Friends and colleagues remembered Mr. Campbell as a dedicated educator who cared deeply for his students, so news of his death over the weekend hit hard — especially because authorities are investigating the case as a homicide.
The Madison County Sheriff's Office reported that James E. "Ed" Campbell, 75, was discovered dead Saturday inside his rural north Florida home after deputies received a call to check on him. Chief Deputy Epp Richardson would not release any more information, citing the open investigation.
Mr. Campbell was from Madison County and moved back there after retiring from Pasco schools, though he reconnected with many in the community in 2008, when Gulf High invited him to attend a reunion.
He continued to visit once or twice annually ever since.
"You would never have thought that that's the way he would have left us," said Bill Phillips, who played football for Mr. Campbell and kept in close contact with him. "He was just such a great guy.
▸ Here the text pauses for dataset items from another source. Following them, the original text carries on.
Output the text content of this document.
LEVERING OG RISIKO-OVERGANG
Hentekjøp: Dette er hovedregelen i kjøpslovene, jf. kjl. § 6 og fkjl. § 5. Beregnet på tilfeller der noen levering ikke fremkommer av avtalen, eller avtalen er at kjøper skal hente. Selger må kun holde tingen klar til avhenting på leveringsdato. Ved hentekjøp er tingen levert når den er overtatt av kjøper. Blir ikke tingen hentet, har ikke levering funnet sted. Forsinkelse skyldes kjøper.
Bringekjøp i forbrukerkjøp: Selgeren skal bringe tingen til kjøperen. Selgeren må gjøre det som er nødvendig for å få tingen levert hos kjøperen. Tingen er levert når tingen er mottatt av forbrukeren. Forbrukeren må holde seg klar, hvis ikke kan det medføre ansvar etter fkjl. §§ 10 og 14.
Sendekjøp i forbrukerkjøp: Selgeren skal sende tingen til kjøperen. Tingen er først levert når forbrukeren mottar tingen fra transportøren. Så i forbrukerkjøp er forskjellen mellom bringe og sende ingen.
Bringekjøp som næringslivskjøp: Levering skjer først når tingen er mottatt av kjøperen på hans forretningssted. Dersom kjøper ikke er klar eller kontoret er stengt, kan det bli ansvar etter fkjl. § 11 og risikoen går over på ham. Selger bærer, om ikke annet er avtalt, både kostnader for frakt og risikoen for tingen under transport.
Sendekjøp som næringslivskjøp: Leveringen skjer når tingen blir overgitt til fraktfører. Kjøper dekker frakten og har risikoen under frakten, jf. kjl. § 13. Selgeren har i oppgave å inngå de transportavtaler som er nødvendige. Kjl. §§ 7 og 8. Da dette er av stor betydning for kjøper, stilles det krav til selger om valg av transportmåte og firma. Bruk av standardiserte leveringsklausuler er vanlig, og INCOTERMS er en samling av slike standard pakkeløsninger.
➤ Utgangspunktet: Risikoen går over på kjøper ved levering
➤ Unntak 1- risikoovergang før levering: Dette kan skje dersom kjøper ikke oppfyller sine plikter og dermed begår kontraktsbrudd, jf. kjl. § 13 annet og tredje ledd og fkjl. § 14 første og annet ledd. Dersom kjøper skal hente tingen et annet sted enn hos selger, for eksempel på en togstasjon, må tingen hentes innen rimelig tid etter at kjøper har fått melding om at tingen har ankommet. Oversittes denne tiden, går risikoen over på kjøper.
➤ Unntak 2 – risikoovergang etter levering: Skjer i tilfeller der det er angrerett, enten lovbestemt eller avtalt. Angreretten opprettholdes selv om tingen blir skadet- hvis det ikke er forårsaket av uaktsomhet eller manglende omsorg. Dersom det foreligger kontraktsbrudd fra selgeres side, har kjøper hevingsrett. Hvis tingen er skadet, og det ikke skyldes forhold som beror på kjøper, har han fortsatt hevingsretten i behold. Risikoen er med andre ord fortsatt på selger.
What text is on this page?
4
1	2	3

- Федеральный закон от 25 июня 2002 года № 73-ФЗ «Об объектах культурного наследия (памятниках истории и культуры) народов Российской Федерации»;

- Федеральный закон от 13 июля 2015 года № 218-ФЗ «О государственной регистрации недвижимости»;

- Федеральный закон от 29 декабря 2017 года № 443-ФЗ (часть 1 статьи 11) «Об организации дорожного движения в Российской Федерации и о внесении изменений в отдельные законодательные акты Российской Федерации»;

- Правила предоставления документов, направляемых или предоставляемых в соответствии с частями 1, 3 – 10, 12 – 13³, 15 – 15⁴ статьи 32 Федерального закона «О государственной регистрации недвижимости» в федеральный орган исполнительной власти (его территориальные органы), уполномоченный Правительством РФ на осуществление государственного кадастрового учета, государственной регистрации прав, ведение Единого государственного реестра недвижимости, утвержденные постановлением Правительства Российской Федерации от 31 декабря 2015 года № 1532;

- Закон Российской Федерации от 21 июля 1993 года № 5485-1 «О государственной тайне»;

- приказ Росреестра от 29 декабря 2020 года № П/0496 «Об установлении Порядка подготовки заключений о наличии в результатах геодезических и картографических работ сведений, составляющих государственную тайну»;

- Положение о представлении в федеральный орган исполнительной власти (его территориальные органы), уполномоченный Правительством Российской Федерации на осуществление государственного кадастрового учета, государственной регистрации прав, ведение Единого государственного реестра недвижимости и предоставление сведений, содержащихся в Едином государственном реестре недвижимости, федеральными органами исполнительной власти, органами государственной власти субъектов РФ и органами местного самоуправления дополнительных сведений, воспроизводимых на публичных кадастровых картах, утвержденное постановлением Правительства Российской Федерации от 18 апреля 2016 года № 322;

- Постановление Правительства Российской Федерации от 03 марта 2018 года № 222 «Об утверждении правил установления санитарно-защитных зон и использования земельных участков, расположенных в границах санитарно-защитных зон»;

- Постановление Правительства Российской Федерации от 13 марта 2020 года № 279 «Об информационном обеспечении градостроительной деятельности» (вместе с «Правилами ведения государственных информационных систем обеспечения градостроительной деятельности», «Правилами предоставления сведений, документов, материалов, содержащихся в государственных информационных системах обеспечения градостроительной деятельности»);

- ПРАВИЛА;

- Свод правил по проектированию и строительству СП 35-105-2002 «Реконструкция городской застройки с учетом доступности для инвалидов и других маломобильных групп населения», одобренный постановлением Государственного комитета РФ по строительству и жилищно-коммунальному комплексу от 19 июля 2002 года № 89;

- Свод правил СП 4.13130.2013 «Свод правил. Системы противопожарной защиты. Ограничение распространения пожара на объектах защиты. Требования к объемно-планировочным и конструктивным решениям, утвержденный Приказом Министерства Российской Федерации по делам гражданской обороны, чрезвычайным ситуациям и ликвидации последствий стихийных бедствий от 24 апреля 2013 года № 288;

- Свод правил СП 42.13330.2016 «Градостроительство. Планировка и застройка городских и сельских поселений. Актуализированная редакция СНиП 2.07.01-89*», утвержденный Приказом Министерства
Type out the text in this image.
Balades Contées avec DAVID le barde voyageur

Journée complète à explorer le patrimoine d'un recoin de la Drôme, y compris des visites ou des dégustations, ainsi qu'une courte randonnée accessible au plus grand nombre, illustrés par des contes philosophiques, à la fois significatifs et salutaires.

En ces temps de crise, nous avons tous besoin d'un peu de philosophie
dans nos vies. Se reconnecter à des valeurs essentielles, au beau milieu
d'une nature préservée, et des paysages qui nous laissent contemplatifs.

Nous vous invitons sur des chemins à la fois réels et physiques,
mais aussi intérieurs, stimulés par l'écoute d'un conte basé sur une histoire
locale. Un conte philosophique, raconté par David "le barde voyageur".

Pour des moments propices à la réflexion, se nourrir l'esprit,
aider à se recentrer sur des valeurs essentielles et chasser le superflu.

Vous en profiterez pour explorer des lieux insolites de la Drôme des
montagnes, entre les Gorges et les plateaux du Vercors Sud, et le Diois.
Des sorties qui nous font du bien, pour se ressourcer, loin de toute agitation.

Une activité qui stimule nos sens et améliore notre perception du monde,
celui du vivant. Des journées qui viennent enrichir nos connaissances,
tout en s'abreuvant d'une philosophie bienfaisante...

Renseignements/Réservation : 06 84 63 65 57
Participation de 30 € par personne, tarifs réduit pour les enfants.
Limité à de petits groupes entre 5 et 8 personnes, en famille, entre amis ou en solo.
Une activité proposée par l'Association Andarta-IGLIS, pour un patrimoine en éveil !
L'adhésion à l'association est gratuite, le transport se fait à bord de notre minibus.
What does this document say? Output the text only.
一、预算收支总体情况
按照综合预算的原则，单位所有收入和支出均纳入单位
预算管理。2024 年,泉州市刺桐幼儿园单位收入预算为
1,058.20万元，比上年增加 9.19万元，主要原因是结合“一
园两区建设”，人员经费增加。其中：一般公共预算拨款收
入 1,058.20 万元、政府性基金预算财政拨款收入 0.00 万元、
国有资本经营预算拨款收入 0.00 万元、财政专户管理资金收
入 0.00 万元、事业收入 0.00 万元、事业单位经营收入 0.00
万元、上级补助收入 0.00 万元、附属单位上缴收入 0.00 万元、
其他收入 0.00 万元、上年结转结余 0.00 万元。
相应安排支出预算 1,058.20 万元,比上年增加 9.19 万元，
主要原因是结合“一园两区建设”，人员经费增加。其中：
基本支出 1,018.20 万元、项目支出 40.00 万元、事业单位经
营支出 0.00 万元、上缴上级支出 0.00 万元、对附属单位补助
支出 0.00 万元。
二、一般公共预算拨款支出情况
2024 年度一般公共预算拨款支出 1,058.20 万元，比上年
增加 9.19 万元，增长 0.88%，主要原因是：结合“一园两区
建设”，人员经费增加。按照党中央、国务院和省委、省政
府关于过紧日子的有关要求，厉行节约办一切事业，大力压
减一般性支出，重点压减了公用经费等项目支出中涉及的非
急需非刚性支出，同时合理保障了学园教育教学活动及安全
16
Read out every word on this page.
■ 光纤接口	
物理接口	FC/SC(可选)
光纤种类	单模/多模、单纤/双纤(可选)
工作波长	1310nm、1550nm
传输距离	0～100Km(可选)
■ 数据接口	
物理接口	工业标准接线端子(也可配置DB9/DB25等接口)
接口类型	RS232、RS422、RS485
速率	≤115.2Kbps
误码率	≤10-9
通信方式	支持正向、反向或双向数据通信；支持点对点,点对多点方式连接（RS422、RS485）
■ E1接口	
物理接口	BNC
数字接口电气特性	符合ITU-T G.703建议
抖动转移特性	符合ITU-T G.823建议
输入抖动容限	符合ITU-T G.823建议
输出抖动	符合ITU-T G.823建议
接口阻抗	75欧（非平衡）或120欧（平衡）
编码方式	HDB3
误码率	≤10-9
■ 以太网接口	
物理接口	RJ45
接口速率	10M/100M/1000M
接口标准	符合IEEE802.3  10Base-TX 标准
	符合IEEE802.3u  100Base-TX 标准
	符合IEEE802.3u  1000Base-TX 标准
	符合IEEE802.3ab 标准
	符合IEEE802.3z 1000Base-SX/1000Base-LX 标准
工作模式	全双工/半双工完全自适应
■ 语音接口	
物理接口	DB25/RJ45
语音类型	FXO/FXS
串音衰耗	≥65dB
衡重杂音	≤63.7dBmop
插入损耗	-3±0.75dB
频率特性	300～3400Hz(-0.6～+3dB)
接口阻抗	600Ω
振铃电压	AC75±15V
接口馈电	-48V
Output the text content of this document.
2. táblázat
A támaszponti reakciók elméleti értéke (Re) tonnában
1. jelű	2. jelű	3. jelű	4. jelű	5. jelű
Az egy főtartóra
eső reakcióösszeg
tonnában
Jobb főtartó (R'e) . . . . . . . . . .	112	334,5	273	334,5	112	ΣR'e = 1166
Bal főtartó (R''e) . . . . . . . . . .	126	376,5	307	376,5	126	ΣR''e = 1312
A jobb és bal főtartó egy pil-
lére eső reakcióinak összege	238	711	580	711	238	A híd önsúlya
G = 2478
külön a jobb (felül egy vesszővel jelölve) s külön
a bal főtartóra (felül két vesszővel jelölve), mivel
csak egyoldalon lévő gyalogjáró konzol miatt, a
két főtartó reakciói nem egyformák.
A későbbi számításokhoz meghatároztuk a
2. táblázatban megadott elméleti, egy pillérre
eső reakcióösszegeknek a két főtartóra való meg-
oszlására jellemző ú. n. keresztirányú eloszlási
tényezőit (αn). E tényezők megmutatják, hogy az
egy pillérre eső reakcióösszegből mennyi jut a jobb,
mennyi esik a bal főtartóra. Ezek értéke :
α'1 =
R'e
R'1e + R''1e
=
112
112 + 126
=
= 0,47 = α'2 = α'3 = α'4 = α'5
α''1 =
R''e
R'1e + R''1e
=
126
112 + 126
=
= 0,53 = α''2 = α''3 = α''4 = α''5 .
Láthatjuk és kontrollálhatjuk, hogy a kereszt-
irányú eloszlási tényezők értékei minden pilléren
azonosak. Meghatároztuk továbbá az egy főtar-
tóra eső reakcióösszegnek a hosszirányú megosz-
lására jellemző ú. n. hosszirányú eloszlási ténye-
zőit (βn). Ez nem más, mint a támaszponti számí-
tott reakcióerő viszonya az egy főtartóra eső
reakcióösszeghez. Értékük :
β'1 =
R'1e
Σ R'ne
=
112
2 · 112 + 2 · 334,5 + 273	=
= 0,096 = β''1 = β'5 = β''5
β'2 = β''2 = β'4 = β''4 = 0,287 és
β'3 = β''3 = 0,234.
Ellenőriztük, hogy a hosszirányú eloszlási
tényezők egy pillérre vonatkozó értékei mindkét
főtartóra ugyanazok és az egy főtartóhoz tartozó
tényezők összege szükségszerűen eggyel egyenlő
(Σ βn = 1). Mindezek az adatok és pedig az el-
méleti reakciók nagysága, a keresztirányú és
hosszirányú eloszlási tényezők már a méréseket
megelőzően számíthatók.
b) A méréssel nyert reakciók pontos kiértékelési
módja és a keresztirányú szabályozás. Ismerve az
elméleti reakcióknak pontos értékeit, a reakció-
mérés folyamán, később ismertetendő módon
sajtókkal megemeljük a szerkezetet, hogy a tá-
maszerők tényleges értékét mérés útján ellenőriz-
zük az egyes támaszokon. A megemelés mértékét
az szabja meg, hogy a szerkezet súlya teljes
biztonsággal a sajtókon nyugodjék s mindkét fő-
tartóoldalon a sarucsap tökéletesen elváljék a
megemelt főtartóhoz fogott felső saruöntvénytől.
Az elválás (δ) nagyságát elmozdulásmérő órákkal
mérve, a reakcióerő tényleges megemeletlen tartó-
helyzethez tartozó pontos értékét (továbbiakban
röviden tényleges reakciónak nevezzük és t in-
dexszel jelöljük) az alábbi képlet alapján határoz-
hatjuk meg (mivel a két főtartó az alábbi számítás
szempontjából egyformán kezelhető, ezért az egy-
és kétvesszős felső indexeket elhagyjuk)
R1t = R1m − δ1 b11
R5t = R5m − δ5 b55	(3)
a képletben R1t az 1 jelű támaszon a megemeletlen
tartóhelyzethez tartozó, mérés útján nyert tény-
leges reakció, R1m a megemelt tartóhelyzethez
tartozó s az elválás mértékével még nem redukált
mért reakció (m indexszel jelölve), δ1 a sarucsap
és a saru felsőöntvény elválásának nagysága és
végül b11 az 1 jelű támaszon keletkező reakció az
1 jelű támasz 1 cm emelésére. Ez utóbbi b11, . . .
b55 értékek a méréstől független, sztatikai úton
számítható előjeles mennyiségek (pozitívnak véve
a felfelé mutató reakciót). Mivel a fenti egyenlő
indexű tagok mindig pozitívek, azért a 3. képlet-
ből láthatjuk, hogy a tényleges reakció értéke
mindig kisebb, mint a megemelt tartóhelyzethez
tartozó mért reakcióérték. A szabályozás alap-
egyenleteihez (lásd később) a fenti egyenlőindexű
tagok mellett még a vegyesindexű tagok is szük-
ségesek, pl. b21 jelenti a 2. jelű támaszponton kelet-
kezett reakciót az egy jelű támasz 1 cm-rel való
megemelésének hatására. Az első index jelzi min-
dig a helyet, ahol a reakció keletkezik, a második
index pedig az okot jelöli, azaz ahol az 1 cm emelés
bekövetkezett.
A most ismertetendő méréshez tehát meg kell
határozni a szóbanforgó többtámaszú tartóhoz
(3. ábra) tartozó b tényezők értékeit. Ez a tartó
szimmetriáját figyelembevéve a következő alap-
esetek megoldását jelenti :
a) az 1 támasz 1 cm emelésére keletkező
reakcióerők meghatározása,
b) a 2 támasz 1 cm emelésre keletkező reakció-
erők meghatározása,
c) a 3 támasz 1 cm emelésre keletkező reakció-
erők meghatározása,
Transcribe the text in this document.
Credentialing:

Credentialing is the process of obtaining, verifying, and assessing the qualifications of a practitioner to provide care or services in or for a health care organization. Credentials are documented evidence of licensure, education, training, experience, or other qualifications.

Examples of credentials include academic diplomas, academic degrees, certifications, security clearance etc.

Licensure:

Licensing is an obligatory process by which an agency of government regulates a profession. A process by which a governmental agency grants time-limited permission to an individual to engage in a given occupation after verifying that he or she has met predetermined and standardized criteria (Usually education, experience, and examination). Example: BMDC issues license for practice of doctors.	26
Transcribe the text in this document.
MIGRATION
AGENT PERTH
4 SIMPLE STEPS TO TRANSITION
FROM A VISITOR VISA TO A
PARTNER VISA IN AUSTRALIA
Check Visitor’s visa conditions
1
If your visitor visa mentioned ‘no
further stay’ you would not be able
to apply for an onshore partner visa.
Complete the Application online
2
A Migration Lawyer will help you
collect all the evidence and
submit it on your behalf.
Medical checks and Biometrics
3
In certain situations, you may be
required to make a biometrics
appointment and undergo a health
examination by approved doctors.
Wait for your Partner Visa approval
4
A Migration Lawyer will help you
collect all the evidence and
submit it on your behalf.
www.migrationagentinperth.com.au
For a lot of us growing up in the '70s, he was a real father figure. He was always there."
Mr. Campbell began teaching U.S. history at Gulf Junior High School in 1964, while also coaching several sports. He became assistant principal in 1972, and in 1973 he took over as the junior high principal after Tom Weightman was elected superintendent.
"He was a very dedicated educator, he had a lot of friends and I know a lot of kids liked him," Weightman recalled Tuesday.
Mr. Campbell became principal of Gulf High in 1975, when it moved into its new home on School Road. During that time, he notably organized funds from the district and the community to build the school's football stadium. He moved to the district office in 1978 to work in the student services office.
In recent years, Mr. Campbell worked with relatives to refurbish a family cemetery in north Florida, Phillips said.
"He was coming up to speed with Facebook and email as a way to keep in touch," Phillips said. "I just think he enjoyed retirement."
Mr. Campbell also enjoyed his regular visits to Gulf High, current principal Steve Knobl said.
"This year he made a point of coming into town (early) and he came into the school at lunch time," said Knobl. "I said, 'You're late for lunch duty.' He said he hadn't been late for lunch duty in about 30 years."
The two men hung out in the cafeteria shooting the breeze and talking about school then and now. "He just kept shaking his head at the way the kids were dressed," Knobl recalled.
Young said he could not remember an unkind word ever being said about Mr. Campbell.
"I went through nine principals," Young said. "He was one of the good ones."
Mr. Campbell did not have any immediate family members, the Madison County Sheriff's Office reported. Funeral information was not yet available.